Hi everyone, its great to be part of the Prodigy community!! I have only started learning to use spaCy few wks ago, and exposed myself to Prodigy only yesterday. Hope to learn and grow with everyone’s opinions and advice
I’m currently working on domain-specific project, which deals with entity recognition in the healthcare sector. As such, any pre-trained models that are trained on medical texts are extremely useful and will expedite any form of entity recognition (eg. Cause of Illness, Treatment, Diagnosis, Duration, Impression, etc).
- Are there any recommendation for open source pre-trained models that might be useful? I have seen open source models such as medaCy, PubMed, or how about models in spaCy’s universe (such as Kindred, saber, scispaCy)?

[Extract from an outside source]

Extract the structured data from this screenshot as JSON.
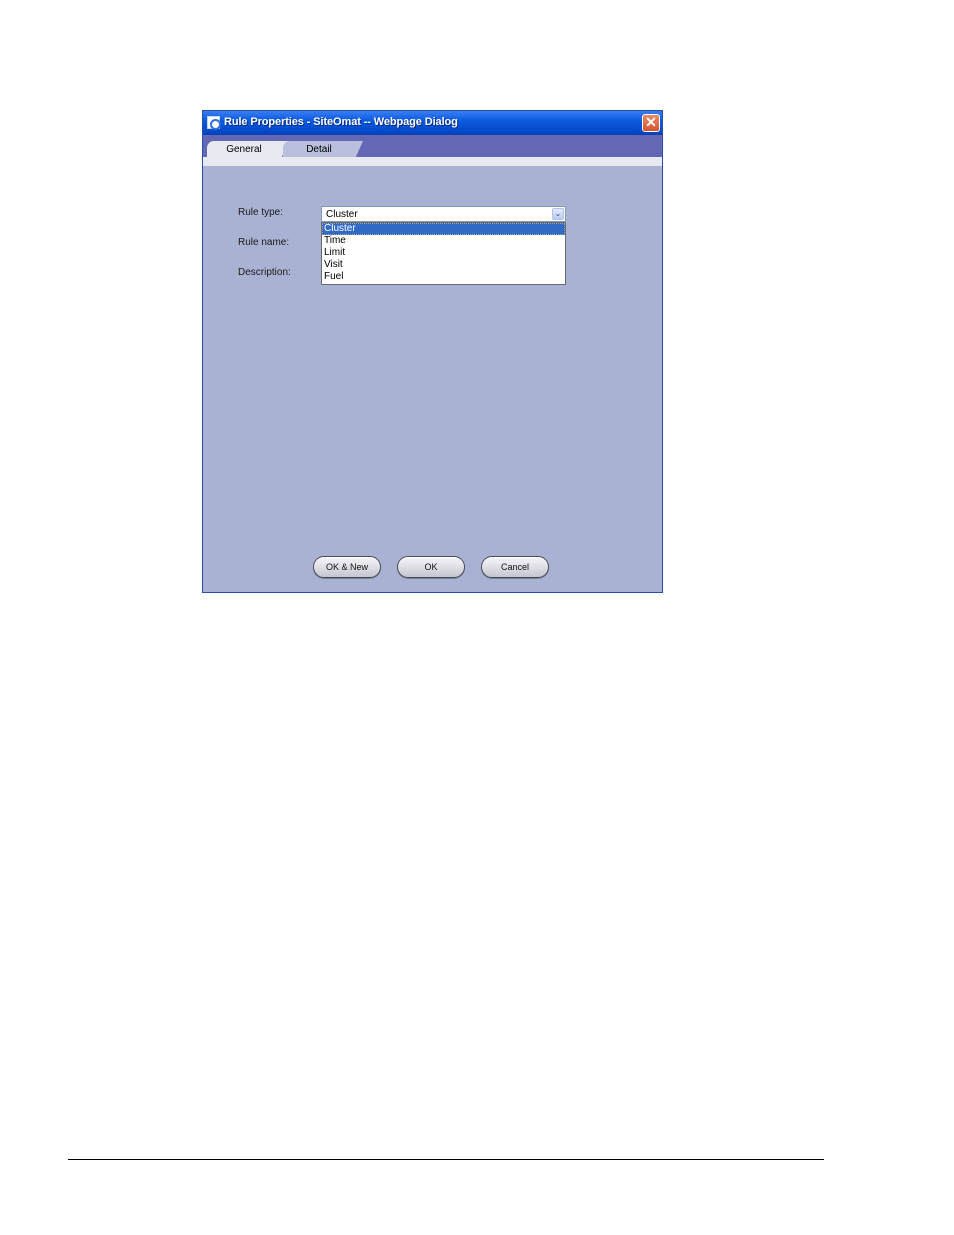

As mentioned, I will be working on NER extraction from text files consisting of doctors’ prescription/diagnostic notes. I am currently focusing on NE “Causes of Illness” (for eg. if someone has a fever, the cause of illness could be that he had a throat inflammation, or he was bitten by an disease-carrying bug, or simply, there could also be no known reason.
Here are my 3 proposals to approach this:
A) Thinking on a superficial level, I could just perform terms.teach on known “Causes of Illness” BUT not using en_core_web_lg model. Instead, I will use the pre-trained model trained on healthcare to get a better word embedding and better similarity comparison. Is ner.match useful here too?
B) I could use possibly pattern matching (but not too sure how to) to identify prefixes for “Causes of Illness”. For eg. I could find phrases such as “because”, “due to”, “as a result of”, etc. How can I then teach the model to focus more on the texts succeeding these phrases for tagging of “Causes of Illness”?
C) Could I associate 2 labels together (for eg. the presence of label “ILLNESS” might increase likelihood of the presence of “Causes of Illness”). Can the dependency algo be used here (dep.teach, etc)?
If anyone has any suggestion, please fire them away… Thanks for taking the time to read this. Any advice is appreciated.